I dragged myself up after my usual fashion, and was preparing to follow him, when Lady Atherley, directly he was gone, began:
"It is such a pity that clever people can never see things as others do. George always goes on in this way as if the ghost were of no consequence, but I always knew how it would be. Of course it is nice that George should come in for the place, as he might not have done if his uncle had married, and people said it would be delightful to live in such an old house, but there are a good many drawbacks, I can assure you. Sir Marmaduke lived abroad for years before he died, and everything has got into such a state. We have had to nearly refurnish the house; the bedrooms are not done yet. The servants' accommodation is very bad too, and there was no proper cooking-range in the kitchen. But the worst of all is the ghost. Directly I heard of it I knew we should have trouble with the servants; and we had not been here a month when our cook, who had lived with us for years, gave warning because the place was damp. At first she said it was the ghost, but when I told her not to talk such nonsense she said it was the damp. And then it is so awkward about visitors. What are we to do when the fishing season begins? I cannot get George to understand that some people have a great objection to anything of the kind, and are quite angry if you put them into a haunted room. And it is much worse than having only one haunted room, because we could make that into a bachelor's bedroom--I don't think they mind; or a linen cupboard, as they do at Wimbourne Castle; but this ghost seems to appear in all the rooms, and even in the halls and passages, so I cannot think what we are to do."

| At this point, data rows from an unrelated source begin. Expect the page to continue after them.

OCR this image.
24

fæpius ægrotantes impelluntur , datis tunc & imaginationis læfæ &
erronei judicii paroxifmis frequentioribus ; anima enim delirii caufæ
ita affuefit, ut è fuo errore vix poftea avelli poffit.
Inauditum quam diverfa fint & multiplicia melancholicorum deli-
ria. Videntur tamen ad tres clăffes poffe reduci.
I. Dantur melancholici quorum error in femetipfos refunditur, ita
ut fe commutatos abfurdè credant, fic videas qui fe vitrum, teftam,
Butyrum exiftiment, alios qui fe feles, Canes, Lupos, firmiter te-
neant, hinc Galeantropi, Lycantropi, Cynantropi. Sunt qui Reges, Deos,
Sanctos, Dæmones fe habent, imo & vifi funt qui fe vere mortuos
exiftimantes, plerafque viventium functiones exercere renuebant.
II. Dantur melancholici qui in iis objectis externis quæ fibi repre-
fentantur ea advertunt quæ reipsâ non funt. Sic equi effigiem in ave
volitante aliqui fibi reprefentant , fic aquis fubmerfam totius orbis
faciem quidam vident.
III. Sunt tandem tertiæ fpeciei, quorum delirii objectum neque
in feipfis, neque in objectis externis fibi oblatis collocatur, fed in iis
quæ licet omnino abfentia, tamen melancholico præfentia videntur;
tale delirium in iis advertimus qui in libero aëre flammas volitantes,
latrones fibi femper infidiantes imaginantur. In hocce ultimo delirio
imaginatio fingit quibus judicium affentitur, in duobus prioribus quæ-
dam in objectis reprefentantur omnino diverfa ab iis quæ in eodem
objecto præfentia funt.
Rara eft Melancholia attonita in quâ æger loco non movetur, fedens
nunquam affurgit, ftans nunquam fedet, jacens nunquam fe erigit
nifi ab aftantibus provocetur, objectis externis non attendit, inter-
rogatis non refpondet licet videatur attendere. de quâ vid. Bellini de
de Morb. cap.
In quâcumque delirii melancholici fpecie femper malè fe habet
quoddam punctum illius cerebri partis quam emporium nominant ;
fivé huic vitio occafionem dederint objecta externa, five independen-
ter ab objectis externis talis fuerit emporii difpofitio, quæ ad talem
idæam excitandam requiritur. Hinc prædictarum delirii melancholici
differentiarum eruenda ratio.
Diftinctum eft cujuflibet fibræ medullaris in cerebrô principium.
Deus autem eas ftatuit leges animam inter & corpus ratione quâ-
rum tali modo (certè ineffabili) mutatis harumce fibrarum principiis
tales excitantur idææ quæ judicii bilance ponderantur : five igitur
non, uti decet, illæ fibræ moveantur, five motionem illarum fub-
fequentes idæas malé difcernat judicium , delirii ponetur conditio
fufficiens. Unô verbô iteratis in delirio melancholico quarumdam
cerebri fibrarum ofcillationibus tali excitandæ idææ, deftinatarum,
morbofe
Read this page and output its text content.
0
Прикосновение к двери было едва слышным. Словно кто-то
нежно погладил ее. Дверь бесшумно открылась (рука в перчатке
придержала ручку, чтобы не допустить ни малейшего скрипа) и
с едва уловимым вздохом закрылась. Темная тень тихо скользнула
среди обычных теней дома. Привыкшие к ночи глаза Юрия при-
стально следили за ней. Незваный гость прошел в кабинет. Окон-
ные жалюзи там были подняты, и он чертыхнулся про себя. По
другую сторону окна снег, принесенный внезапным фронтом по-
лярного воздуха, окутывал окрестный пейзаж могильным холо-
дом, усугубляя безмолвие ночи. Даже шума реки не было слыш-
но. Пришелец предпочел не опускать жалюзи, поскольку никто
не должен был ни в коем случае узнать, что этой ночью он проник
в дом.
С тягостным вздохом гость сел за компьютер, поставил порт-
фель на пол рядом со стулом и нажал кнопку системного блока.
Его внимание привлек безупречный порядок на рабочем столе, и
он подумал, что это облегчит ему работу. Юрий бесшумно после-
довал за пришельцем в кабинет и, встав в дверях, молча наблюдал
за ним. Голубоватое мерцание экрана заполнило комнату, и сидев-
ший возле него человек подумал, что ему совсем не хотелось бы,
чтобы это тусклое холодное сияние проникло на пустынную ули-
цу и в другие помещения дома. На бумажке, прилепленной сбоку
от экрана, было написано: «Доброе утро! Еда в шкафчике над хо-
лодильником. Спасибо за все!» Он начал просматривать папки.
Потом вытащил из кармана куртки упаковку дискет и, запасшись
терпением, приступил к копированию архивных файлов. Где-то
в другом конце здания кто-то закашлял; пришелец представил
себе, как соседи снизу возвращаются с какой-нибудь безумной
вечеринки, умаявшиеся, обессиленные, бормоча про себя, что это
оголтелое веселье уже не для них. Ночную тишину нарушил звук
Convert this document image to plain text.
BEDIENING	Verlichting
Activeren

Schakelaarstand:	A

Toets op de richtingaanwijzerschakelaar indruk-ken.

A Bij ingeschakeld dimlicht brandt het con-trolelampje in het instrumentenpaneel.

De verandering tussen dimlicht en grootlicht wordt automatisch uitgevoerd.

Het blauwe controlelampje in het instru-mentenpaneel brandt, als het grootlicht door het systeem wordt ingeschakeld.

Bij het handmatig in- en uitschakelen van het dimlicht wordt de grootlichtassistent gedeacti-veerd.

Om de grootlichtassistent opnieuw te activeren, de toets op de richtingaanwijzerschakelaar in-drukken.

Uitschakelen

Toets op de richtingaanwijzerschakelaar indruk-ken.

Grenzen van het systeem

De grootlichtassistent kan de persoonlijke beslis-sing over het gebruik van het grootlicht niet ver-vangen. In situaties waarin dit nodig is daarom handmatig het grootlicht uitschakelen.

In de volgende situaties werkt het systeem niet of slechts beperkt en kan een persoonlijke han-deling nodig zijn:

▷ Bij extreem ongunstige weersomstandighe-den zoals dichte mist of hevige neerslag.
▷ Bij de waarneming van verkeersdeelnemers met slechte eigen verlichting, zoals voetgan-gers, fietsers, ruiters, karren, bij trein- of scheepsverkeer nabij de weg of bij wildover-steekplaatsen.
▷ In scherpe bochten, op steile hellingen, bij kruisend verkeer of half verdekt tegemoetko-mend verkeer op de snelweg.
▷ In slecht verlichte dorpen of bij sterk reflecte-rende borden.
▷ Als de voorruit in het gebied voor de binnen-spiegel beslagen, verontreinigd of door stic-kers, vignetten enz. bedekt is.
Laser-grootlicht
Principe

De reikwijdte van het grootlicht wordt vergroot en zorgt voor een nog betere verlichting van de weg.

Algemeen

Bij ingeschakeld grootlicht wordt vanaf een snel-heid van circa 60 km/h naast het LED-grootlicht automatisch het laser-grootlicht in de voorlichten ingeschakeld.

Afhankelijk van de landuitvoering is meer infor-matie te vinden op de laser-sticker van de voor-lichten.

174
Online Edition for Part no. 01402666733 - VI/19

I said it was extraordinary, and I meant it. That a ghost should venture into Atherley's neighbourhood was less amazing than that it should continue to exist in his wife's presence, so much more fatal than his eloquence to all but the tangible and the solid. Her orthodoxy is above suspicion, but after some hours of her society I am unable to contemplate any aspects of life save the comfortable and the uncomfortable: while the Universe itself appears to me only a gigantic apparatus especially designed to provide Lady Atherley and her class with cans of hot water at stated intervals, costly repasts elaborately served, and all other requisites of irreproachable civilisation.
But before I had time to say more, Atherley in his smoking-coat looked in to see if I was coming or not.
"Don't keep Mr. Lyndsay up late, George," said my kind hostess; "he looks so tired."
"You look dead beat," he said later on, in his own particular and untidy den, as he carefully stuffed the bowl of his pipe. "I think it would go better with you, old chap, if you did not hold yourself in quite so tight. I don't want you to rave or commit suicide in some untidy fashion, as the hero of a French novel does; but you are as well-behaved as a woman, without a woman's grand resources of hysterics and general unreasonableness all round. You always were a little too good for human nature's daily food. Your notions on some points are quite unwholesomely superfine. It would be a comfort to see you let out in some way. I wish you would have a real good fling for once."
"I should have to pay too dear for it afterwards. My superfine habits are not a matter of choice only, you must remember."